И он, как ни странно, остался собою доволен. Можно ли было представить себе в ту минуту, что пройдет всего несколько дней, и они лишены будут возможности обняться вот так или сидеть в тишине бок о бок и слушать ритмический шорох крови, шорох времени, утекающего прочь, в молчание - в мертвую пустоту пережитого, ушедшего? Он гнал от себя подобные мысли прочь - уворачивался от острого лезвия правды. Но вот она сказала:
"Ты не бойся, я уже продумала все, что будет с нами, на годы вперед; не улыбайся, может, даже и лучше выйдет, если мы не сможем спать друг с другом и начнем… что? Я не знаю - ну, думать друг о друге, видеть друг друга издалека; как любовники, я имею в виду, которым пришлось разлучиться, которые, может быть, и не должны были становиться любовниками никогда; я стану писать тебе, часто. Начнется наша новая история".
"Перестань, пожалуйста", - сказал он, чувствуя, как сгущается над ним облако безысходности.
"Почему? - отозвалась она и, улыбнувшись, тихонько коснулась губами обоих его висков. - Я опытней тебя. Поживем - увидим".
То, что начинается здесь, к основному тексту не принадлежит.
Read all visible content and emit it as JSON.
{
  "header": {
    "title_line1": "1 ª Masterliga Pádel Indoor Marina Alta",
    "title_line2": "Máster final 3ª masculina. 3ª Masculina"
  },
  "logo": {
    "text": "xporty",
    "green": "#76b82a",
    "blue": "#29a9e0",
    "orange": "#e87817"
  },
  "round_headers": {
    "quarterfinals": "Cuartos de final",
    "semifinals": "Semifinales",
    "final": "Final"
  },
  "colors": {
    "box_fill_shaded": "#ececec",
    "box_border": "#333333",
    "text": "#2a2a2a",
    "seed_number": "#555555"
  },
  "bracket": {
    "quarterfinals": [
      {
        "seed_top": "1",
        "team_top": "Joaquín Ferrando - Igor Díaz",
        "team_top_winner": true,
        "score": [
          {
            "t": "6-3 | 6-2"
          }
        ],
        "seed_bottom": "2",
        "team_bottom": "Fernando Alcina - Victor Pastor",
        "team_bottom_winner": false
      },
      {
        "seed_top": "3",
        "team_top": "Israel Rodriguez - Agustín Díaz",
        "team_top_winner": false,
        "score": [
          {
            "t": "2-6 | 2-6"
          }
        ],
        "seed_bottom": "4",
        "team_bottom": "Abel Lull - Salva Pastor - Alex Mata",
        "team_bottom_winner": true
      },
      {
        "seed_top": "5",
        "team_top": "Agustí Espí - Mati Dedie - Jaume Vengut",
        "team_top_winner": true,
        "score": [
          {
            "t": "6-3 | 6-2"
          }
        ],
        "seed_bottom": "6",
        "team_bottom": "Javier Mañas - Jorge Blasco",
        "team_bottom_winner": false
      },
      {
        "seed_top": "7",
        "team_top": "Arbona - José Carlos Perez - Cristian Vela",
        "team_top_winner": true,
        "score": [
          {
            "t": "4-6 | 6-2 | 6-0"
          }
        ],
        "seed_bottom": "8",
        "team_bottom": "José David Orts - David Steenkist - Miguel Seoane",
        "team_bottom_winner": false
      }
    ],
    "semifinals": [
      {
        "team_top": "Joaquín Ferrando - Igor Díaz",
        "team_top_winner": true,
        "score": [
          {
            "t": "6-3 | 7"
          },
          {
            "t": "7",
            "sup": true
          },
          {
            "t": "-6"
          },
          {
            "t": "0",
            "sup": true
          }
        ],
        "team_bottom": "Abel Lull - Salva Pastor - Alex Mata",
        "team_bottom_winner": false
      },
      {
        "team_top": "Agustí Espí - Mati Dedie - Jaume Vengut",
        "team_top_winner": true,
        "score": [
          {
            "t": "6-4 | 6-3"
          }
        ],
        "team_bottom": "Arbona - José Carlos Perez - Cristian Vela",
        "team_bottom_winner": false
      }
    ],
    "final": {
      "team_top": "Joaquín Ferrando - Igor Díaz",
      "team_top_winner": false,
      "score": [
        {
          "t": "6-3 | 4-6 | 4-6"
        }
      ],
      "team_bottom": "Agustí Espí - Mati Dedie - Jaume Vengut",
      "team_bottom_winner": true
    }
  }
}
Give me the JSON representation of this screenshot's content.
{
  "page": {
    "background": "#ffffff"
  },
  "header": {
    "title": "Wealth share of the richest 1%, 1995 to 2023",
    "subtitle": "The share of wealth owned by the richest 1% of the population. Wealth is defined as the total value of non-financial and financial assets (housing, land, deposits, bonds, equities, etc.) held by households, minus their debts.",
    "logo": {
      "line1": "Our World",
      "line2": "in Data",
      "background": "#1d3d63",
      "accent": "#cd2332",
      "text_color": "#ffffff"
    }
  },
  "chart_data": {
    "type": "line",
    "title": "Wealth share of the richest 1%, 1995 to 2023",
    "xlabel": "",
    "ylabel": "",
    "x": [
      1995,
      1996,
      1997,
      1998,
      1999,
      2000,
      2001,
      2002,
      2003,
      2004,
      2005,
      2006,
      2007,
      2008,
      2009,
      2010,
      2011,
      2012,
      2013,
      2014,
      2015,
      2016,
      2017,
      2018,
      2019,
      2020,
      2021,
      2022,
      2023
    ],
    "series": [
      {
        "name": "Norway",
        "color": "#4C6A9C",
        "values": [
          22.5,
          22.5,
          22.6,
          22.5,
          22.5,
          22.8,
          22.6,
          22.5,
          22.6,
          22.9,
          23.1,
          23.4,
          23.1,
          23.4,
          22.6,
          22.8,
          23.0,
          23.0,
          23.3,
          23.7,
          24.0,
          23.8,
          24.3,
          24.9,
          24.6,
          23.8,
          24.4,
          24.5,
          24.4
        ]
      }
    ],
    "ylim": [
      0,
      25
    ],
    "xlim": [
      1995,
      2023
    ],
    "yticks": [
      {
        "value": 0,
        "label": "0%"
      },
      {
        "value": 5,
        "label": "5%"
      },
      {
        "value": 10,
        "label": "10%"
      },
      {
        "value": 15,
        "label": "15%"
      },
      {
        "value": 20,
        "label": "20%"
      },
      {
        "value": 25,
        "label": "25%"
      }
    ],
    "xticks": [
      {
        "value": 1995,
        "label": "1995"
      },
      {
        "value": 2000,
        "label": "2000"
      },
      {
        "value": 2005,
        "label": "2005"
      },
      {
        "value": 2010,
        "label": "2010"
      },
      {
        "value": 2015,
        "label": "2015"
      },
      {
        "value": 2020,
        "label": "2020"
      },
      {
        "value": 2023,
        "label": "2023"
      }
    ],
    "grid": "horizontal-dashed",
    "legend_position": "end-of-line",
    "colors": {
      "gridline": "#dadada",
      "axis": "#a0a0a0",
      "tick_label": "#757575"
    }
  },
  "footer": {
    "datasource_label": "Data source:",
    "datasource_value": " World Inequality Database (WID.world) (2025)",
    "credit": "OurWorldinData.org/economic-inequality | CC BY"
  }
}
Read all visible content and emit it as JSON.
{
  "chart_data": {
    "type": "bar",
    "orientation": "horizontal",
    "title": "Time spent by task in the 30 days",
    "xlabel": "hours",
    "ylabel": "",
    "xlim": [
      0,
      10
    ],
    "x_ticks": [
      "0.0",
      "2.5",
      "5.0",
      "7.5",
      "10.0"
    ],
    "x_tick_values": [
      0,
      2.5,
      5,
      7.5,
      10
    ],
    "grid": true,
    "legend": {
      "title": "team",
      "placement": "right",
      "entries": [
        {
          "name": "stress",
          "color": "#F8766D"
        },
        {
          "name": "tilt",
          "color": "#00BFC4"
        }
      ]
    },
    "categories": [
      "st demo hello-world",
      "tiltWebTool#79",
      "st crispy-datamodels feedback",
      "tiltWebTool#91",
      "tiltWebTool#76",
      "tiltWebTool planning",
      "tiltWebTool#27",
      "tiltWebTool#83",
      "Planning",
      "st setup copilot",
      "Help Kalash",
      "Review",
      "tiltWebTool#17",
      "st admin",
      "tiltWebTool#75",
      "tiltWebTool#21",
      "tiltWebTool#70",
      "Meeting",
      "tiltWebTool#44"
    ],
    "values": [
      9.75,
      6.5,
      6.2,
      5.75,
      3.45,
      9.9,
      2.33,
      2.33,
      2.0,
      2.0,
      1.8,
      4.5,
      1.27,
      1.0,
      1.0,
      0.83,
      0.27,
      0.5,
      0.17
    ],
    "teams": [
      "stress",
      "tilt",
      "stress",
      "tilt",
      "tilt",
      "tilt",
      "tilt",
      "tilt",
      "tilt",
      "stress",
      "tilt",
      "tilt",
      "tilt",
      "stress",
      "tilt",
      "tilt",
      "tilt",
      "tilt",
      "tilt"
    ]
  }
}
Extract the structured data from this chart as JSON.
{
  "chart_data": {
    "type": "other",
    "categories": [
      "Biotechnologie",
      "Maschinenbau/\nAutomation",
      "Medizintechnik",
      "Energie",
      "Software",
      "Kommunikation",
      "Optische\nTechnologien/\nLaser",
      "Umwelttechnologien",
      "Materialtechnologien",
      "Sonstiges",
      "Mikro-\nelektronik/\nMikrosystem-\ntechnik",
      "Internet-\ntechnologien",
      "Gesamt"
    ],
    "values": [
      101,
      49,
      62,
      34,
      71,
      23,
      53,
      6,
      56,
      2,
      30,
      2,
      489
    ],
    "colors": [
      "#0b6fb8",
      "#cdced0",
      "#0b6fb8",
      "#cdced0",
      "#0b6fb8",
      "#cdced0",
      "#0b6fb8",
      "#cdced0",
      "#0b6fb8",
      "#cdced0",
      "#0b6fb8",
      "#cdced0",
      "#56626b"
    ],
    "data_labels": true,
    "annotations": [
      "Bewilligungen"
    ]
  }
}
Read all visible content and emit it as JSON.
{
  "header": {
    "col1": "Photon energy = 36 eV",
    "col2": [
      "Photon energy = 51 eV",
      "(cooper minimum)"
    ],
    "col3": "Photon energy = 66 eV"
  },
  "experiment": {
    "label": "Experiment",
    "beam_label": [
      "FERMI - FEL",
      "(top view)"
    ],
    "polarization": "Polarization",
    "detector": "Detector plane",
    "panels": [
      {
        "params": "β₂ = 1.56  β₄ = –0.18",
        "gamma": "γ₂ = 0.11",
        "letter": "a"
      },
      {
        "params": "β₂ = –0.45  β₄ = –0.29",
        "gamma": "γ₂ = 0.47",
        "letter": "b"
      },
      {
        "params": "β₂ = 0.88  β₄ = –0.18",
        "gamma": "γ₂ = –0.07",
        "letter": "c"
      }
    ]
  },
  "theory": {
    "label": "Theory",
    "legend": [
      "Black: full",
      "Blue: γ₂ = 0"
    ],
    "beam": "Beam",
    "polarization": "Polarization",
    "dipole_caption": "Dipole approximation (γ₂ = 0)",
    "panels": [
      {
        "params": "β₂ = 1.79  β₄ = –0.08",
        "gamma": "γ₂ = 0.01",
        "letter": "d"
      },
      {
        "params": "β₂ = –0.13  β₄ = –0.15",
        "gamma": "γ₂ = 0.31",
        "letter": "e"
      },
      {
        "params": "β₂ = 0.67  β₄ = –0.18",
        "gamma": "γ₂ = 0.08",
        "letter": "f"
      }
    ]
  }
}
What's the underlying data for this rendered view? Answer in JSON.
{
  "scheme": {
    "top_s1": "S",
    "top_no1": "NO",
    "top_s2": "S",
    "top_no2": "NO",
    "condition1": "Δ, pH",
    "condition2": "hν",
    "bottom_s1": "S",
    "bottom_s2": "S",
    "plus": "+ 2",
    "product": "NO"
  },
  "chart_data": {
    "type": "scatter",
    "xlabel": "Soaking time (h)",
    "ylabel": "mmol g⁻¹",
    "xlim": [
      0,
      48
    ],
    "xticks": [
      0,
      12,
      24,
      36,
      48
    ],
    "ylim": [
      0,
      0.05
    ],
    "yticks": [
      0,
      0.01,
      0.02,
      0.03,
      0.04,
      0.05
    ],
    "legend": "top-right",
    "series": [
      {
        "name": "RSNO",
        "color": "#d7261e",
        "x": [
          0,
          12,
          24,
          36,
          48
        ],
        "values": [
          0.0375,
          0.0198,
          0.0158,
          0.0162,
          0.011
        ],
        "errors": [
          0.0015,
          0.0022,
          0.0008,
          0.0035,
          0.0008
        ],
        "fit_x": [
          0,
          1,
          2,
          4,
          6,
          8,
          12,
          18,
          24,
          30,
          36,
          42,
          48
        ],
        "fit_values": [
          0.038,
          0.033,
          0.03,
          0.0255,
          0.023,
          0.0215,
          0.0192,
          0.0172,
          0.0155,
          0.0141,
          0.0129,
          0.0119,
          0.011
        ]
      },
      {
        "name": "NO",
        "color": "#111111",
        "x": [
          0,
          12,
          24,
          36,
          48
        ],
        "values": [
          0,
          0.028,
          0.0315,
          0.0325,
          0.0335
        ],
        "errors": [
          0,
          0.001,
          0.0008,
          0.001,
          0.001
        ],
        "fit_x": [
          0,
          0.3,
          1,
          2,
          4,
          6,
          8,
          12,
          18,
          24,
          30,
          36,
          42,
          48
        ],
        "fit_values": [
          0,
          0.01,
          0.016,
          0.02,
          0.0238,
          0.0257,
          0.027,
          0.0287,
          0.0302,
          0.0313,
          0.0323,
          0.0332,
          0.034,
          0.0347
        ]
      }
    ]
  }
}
За легкостью тона он угадал нечто твердое, раз и навсегда устоявшееся, существующее как бы вне времени, - самую суть опыта, которого ему пока недоставало. В ней было спокойное, уверенное благородство, то самое свойство, которое даже и несчастье позволяет принимать с легким сердцем. В ночь перед его отъездом она, хоть и обещала, так и не пришла к нему в комнату. Она была в достаточной степени женщина, чтобы не позволить себе сознательно смягчить боль разлуки: так она будет помниться дольше. За завтраком вид у него был измотанный, глаза усталые, он явно страдал, и ей это было в радость.
Когда он уезжал, она проводила его до переправы, но присутствие Наруза и Нессима сделало любой разговор на интимные темы невозможным, и снова она едва ли не обрадовалась этому обстоятельству. Честно говоря, им уже и нечего было сказать друг другу. Она, сама того не зная, всячески пыталась избежать рутины, некоего привычного ритма, непременного спутника любви физической, - от него-то любовь и ветшает в конце концов. Она хотела, чтобы образ ее остался с ним - четкий, как в фокусе, и без двусмысленных деталей; ибо одна лишь она понимала, что это расставание есть некое лекало, некий образец для расставания куда более определенного и окончательного, расставания, которое, если им и в самом деле суждено отныне сообщаться только лишь посредством слов и бумаги, может отнять у нее Маунтолива навсегда. Сколько писем о любви можно написать, не испытывая, как недостатка воздуха, жажды нового - новой темы, нового сюжета, - дюжину? Чем богаче человеческий опыт, тем более он ограничен возможностью пересказать его, выразить. Слова убивают любовь так же, как убивают они все прочее. Она уже знала, как нужно изменить, куда нужно увести любовь их, чтобы сделать ее от разлуки богаче; но Маунтолив был еще слишком молод, чтобы понять, какое она ему предлагает богатство - открытую сокровищницу воображения. Ей придется подождать, пока он повзрослеет. Она понимала совершенно отчетливо, что любит его и вместе с тем согласна была больше никогда его не видеть. Ее любовь уже смирилась с потерей объекта - с собственною своею смертью - и не сожалела о ней. Это обстоятельство, столь ясно ею осмысленное, дало ей колоссальное перед ним преимущество, - ибо он по-прежнему плескался в неспокойном море чувств, переменчивых и странных, в порывах страсти, жалости к себе и прочих разных младенческих недугах - что поделаешь, режутся зубы, - тогда как она из самой безнадежности, из покинутости своей тянула соки силы и уверенности в себе. Зрелость ума и духа питали ее. И хотя ей и в самом деле было искренне жаль, что он уезжает так скоро, хоть ей и нравилось видеть, как он страдает, нравилось - уже ждать его возвращения, тем не менее сказать ему "прощай" оказалось почти легко.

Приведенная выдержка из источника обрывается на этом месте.